This weekend I’ll be heading to Chicago to attend UNITY, a convention that’s held every four years for minority journalists. Members of the National Association of Black Journalists, National Association of Asian Journalists, the National Association of Hispanic Journalists and the National Association of Native American Journalists and others gather at the convention to network and attend diversity-related workshops.
I’ll be live blogging for Poynter Online during the Diversity in the Digital Age workshop that Poynter is putting on Tuesday, July 22, and Wednesday, July 23. I’ve written Q&As with two of the participants (there are about 40 altogether). You can read a Q&A with Odette Keeley of New America Media here and a Q&A with The Maynard Institute’s Richard Prince here to familiarize yourself with the work they do.

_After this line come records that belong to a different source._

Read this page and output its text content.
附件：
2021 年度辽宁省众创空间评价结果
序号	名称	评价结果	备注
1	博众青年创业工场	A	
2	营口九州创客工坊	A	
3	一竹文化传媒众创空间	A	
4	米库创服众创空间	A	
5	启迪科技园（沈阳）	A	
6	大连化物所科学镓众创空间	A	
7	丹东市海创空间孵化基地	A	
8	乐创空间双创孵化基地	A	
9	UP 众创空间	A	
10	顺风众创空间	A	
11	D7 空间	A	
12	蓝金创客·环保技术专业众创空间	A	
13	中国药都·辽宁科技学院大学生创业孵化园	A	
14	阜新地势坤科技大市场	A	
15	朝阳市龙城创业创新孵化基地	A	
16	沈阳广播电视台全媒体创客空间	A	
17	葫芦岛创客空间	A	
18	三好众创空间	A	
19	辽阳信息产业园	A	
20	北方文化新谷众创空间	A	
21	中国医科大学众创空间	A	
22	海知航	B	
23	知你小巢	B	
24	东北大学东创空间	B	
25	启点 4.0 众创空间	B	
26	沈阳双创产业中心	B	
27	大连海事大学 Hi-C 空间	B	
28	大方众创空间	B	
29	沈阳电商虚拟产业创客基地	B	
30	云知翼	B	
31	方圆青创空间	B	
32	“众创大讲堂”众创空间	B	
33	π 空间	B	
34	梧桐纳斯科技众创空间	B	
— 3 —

I live blogged during the Nieman narrative journalism conference in March, though my “live blogging” consisted of me writing a blog post quickly and then publishing it immediately after the workshops I was covering had ended. This time, I’ll be using Cover It Live, which, like Twitter, posts your updates automatically. I plan to Twitter from the workshop as well, but I like the idea of being able to post longer updates that aren’t restricted to 140 characters. I’ve experimented with Tumblr and have read and written about Odeo, Qik, Seero and other tools but haven’t actually used them.
What other live blogging tools would you recommend I use?
If you’ve used Cover It Live, what did you like/not like about it?